What names those parties will have is by no means certain yet, and a vast number of other details still have to be worked out. One way or another, though, it’s going to be a wild ride.

Read the whole thing. 

I think he’s right, and no matter who is elected in November, that president will represent the end of something big.

In his column today, David Brooks observes that if nothing else, this presidential contest embodies the death of idealism.Trump’s lack of idealism hardly needs elaboration. In Hillary’s case:

When asked why she wants to be president or for any positive vision, she devolves into a list of programs. And it is never enough just to list three programs in an answer; she has to pile in an arid hodgepodge of eight or nine. This is pure interest-group liberalism — buying votes with federal money — not an inspiring image of the common good.

More:

The twin revolutions of the 1960s and the 1980s liberated the individual — first socially and then economically — and weakened the community. More surprising, this boomer-versus-boomer campaign has decimated idealism.

There is no uplift in this race. There is an entire absence, in both campaigns, of any effort to appeal to the higher angels of our nature. There is an assumption, in both campaigns, that we are self-seeking creatures, rather than also loving, serving, hoping, dreaming, cooperating creatures. There is a presumption in both candidates that the lowest motivations are the most real.

Ironically, one of the tasks for those who succeed the baby boomers is to restore idealism. The great challenge of our moment is the crisis of isolation and fragmentation, the need to rebind the fabric of a society that has been torn by selfishness, cynicism, distrust and autonomy.
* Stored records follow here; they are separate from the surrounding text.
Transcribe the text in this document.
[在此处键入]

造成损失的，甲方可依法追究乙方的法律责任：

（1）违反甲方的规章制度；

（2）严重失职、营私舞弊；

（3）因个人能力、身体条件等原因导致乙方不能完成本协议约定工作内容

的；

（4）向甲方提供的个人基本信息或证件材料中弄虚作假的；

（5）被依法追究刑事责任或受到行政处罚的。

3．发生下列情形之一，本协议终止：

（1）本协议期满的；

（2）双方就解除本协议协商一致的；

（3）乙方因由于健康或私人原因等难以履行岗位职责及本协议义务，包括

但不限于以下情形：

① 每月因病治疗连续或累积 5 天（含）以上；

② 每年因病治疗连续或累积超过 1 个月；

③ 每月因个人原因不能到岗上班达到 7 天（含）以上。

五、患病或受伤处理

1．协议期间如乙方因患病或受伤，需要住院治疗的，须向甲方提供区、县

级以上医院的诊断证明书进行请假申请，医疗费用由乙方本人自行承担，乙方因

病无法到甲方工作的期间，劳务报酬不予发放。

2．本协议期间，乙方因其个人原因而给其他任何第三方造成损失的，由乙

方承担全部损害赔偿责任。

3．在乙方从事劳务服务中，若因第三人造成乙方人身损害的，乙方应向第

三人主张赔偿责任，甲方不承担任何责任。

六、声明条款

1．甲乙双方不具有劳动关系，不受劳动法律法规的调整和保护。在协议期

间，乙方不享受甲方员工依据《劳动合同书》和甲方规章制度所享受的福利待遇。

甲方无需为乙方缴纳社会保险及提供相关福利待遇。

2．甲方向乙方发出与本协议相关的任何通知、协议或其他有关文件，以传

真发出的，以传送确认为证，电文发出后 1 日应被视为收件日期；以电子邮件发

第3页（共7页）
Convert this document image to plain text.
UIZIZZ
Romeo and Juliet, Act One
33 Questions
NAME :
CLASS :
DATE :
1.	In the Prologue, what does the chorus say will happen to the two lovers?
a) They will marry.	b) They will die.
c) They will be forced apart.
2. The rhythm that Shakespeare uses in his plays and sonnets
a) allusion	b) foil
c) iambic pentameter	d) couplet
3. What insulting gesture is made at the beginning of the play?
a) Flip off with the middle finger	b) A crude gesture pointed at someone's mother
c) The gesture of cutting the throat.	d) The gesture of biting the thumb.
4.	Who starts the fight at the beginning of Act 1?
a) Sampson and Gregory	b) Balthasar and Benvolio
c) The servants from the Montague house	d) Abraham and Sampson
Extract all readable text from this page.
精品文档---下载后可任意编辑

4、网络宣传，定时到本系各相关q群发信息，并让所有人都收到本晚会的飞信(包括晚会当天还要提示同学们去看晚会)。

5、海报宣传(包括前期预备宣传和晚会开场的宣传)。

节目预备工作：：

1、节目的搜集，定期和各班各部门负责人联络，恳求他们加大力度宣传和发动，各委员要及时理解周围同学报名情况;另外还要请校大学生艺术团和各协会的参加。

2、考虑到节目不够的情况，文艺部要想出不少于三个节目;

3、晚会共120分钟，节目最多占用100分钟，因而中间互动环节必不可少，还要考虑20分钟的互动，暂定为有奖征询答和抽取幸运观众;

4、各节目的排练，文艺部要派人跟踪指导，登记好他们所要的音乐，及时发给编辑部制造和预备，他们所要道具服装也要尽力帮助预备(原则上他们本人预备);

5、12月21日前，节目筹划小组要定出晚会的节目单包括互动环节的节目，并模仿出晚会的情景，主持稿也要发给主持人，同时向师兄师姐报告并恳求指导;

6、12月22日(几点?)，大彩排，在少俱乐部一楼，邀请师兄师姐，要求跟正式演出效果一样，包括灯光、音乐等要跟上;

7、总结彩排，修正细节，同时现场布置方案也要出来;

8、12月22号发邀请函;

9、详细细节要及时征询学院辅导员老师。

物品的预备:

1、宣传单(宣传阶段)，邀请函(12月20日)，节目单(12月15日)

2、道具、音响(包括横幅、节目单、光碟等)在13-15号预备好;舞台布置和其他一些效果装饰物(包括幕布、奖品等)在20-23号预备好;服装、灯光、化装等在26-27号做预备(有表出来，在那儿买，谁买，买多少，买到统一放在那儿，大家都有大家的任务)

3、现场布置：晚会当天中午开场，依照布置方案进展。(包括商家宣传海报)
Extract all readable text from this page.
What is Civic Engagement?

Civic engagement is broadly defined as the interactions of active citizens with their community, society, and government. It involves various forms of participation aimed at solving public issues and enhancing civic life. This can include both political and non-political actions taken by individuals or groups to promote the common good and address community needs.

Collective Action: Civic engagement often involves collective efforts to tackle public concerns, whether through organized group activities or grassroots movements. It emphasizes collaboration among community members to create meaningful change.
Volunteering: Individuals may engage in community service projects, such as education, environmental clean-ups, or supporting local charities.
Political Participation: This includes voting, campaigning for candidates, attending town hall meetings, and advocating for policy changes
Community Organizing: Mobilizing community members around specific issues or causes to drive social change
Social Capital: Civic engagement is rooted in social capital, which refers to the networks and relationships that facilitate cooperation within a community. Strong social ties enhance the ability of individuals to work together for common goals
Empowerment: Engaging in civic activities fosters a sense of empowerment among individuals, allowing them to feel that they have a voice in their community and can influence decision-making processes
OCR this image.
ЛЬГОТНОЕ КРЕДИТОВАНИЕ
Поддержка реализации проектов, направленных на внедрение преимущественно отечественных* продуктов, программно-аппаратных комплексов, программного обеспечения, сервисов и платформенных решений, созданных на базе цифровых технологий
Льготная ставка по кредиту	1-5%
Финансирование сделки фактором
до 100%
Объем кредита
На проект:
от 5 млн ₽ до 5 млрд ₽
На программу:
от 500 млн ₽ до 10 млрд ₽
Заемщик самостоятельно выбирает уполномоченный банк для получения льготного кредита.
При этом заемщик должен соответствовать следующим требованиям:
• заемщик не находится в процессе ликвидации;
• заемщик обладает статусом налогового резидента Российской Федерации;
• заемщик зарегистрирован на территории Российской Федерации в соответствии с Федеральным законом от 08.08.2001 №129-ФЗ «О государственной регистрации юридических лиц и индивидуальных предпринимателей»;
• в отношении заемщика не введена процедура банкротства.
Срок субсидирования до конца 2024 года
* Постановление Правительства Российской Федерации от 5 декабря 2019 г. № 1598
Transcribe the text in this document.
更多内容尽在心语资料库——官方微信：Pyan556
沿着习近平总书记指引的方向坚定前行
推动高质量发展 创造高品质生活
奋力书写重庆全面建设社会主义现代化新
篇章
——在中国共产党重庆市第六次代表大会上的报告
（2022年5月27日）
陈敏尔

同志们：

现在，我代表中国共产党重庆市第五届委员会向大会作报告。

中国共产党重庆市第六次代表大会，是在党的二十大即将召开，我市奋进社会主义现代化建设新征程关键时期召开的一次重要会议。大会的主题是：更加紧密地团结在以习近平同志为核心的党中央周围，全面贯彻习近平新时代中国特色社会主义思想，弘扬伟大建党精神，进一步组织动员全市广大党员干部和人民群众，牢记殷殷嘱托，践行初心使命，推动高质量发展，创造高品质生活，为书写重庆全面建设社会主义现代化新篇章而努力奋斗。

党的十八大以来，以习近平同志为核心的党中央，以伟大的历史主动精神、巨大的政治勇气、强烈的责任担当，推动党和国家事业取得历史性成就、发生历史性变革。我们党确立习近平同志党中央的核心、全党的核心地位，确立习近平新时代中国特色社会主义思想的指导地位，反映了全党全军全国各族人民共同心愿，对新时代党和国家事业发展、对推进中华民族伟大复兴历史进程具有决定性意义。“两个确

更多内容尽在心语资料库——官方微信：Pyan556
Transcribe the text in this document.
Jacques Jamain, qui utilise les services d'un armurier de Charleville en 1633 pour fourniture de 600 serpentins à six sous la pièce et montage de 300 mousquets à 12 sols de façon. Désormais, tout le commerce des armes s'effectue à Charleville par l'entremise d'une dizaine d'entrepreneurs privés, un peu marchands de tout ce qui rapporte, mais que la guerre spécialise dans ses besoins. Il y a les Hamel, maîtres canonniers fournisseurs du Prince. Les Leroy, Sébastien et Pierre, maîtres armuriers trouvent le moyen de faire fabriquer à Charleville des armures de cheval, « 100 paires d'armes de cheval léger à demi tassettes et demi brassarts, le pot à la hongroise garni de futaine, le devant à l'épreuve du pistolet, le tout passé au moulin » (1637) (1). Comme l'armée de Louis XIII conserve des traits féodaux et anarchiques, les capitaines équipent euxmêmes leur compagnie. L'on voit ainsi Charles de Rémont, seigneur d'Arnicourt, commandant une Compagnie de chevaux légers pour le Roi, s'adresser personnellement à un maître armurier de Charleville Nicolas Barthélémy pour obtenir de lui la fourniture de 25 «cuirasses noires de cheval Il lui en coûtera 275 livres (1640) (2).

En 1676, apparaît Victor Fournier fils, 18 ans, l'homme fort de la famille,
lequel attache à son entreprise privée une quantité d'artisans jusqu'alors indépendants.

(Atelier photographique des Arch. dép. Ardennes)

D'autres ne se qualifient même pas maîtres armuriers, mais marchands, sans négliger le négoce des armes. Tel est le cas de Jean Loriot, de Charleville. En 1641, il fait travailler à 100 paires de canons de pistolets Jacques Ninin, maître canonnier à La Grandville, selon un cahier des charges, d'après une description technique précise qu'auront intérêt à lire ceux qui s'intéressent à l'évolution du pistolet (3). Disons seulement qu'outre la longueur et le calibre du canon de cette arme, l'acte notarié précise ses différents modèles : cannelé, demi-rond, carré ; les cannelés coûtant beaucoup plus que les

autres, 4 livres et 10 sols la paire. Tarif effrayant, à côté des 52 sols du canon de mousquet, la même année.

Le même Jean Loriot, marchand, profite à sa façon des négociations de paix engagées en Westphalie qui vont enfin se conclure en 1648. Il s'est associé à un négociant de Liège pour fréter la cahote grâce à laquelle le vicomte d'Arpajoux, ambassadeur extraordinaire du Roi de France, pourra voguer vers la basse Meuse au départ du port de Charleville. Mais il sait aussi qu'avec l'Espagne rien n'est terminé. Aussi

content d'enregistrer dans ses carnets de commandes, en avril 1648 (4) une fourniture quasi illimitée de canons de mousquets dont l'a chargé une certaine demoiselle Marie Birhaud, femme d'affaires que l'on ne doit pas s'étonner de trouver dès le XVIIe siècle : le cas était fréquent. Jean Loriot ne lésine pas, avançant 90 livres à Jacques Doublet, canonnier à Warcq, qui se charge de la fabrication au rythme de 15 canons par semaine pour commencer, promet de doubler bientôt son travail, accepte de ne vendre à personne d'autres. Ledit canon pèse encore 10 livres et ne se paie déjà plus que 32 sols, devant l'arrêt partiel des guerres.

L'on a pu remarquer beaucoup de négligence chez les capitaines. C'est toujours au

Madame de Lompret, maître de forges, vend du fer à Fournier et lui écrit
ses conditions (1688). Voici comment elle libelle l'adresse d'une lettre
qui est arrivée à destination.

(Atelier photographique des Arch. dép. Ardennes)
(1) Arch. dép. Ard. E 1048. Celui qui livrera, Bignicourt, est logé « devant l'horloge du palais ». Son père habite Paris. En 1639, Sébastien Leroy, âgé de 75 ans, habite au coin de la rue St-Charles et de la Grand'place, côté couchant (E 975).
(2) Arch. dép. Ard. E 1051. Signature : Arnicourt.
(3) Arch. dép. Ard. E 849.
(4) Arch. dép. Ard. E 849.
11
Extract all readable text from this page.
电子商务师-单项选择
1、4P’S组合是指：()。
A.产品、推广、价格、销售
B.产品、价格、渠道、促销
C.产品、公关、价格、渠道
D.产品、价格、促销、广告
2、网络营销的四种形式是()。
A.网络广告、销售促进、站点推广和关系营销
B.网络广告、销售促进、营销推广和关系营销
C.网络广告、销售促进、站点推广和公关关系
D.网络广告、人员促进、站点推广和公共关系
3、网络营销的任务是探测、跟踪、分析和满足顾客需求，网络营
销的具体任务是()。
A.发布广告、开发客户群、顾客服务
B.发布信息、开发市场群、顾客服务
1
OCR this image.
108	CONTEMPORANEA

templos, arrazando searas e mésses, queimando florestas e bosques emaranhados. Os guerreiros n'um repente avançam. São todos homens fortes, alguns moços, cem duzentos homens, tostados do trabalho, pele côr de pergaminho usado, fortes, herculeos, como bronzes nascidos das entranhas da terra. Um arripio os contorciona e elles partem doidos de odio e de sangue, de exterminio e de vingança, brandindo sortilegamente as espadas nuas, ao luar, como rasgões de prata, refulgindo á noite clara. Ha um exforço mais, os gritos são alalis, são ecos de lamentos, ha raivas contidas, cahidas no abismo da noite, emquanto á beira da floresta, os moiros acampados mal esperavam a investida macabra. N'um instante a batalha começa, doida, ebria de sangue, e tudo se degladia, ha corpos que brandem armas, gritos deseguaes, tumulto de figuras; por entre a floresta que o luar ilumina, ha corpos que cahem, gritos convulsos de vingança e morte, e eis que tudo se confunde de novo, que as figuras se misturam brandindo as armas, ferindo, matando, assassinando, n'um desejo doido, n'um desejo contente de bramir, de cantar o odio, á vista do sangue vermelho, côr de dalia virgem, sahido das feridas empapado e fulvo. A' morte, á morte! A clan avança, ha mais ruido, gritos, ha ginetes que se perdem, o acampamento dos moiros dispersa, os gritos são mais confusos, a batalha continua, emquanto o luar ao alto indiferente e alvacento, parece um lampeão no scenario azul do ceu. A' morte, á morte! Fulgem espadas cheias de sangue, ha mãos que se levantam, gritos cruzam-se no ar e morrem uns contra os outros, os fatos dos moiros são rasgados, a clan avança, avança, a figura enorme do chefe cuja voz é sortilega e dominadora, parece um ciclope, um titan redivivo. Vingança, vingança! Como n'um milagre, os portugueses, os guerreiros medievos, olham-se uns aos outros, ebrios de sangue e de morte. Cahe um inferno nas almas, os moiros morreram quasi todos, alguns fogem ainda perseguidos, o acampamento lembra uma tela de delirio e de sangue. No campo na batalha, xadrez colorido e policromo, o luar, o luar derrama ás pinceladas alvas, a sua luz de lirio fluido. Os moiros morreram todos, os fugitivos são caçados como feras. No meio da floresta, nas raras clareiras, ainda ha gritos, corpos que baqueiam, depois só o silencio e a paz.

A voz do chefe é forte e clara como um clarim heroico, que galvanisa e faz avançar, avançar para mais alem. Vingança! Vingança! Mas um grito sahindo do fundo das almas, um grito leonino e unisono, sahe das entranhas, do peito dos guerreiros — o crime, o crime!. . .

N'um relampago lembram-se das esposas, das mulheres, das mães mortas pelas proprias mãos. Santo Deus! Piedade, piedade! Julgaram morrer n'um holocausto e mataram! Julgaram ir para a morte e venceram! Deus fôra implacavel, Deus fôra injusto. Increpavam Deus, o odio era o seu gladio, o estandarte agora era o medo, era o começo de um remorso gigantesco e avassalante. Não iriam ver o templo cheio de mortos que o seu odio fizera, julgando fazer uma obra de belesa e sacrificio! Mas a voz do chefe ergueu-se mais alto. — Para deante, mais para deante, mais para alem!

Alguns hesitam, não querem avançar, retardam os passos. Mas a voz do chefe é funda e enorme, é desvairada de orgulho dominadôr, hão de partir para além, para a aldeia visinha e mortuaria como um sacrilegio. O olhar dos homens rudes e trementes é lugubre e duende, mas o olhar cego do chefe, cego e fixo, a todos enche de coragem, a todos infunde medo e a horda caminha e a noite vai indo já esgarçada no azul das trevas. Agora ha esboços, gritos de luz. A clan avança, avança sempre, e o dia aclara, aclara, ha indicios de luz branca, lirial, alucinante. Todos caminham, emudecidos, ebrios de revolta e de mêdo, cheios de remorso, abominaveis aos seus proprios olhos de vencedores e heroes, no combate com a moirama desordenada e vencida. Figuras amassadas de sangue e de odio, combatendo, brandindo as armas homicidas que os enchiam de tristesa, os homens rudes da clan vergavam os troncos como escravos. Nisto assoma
I see what he’s getting at, but here’s the thing: where is the inspiration for the rebinding and restoration going to come from, especially given that liberalism — the Democrats and the Republicans both — is determined to suppress and even eradicate religion that doesn’t conform to the ideology of liberalism? How are we going to reverse isolation and fragmentation when expanding individual liberty is the professed goal of both political parties? Atomism — sexual and economic — is not a vice to our two liberal parties, but a virtue.

We Americans are moving inexorably towards the secular liberal future that Europe has already accepted. How’s that working out for them? They’re exhausted. Except for the Muslim Europeans, that is. Could it be that we’re living with now is not the abandonment of liberalism, but its end point?

I am idealistic on a localist level, but nationally? No.